7a Did the plan or plan sponsor receive any rebates, reimbursement, or refunds other than those reported on Schedule A from service providers during the plan year? [] Yes [] No If “Yes,” you must complete Line 7b. If “No,” skip to Line 8.
7b(1) If you answered “Yes” to Line 7a, enter separately the amount and date received of each rebate, reimbursement, or refund. For each rebate, reimbursement, or refund listed, complete elements 7b(2) and 7b(3).
(2) Type of service provider that provided each rebate, reimbursement, or refund
[] health insurance issuer
[] third-party administrator
[] pharmacy benefit manager
[] other (specify)
(3) How each rebate, reimbursement, or refund was used (Check all that apply):
[] amount returned to participants
[] premium holiday
[] payment of benefits
[] other
8a If any benefits were provided pursuant to an insurance policy that was not reported on Schedule A, were there any premium payment delinquencies for premiums due but unpaid during the year ? [] Yes [] No If “Yes,” enter number of times delinquent and for each delinquency enter the number of days delinquent.
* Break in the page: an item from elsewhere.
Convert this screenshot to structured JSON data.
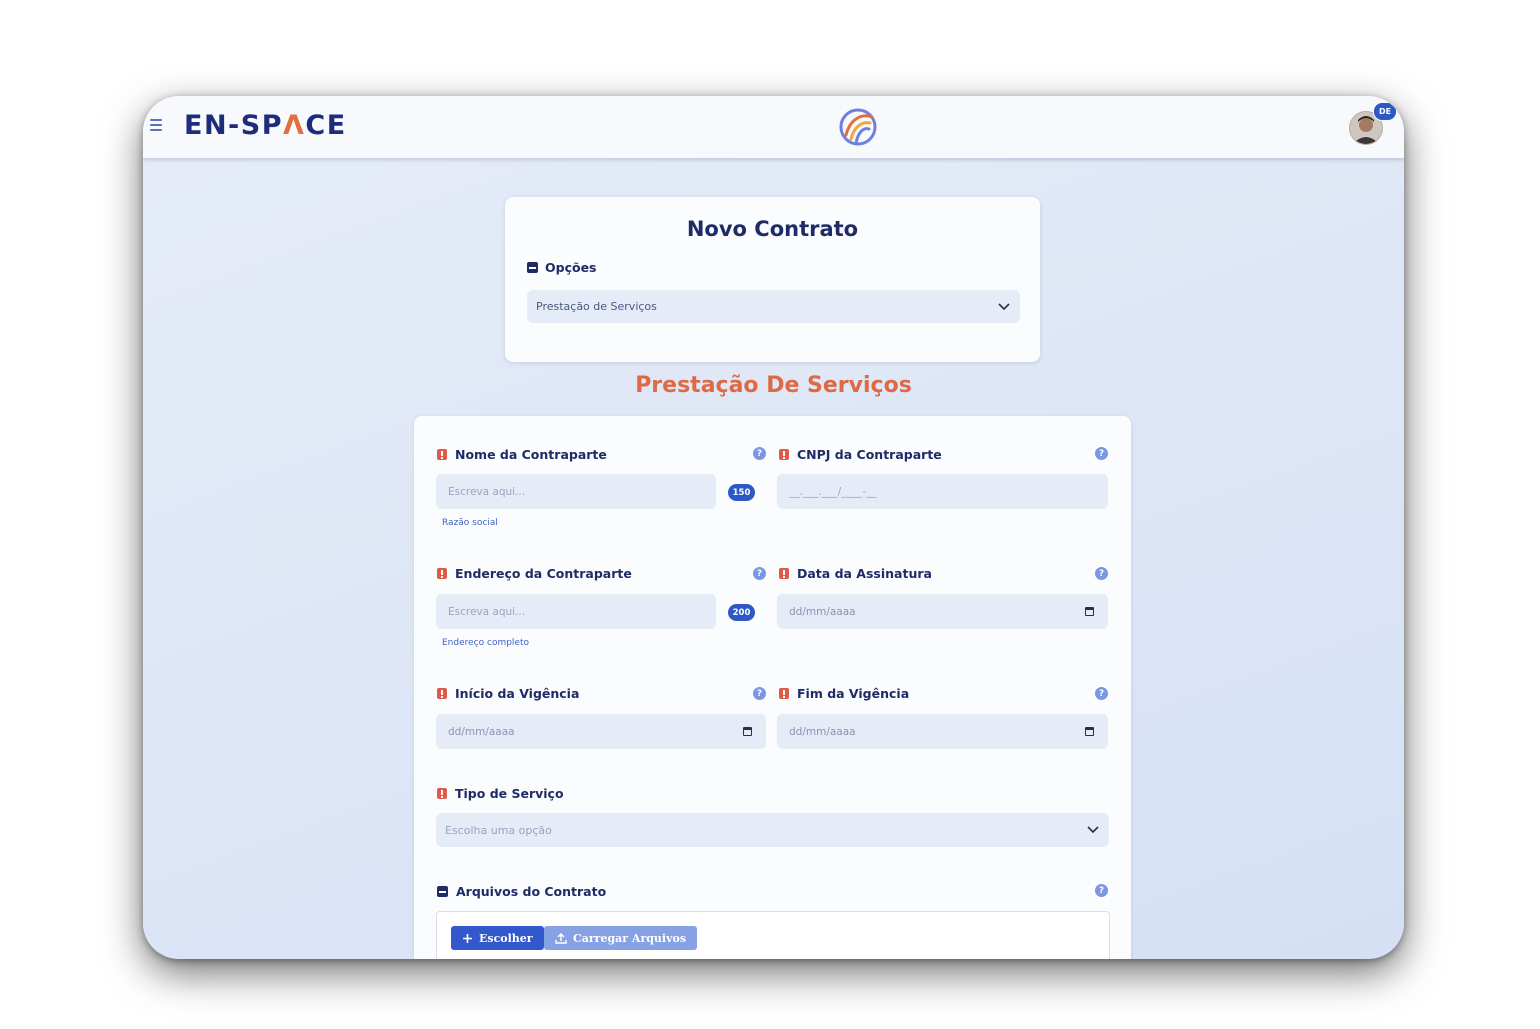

8b. If you answered “Yes” to line 8a, indicate whether any premium delinquency resulted in a lapse in coverage. If you answered “No” to line 8a, enter “N/A”. [] Yes [] No [] N/A
The proposed regulations would also make other changes to the EFAST2 and 5500 filing system, including allowing for electronic filing of the Form 5500EZ via EFAST2 along with other “IRS only” information forms.
The good news is that any change won’t take place until 2019, but the expanded health care filings would likely impact most business clients of CPA firms.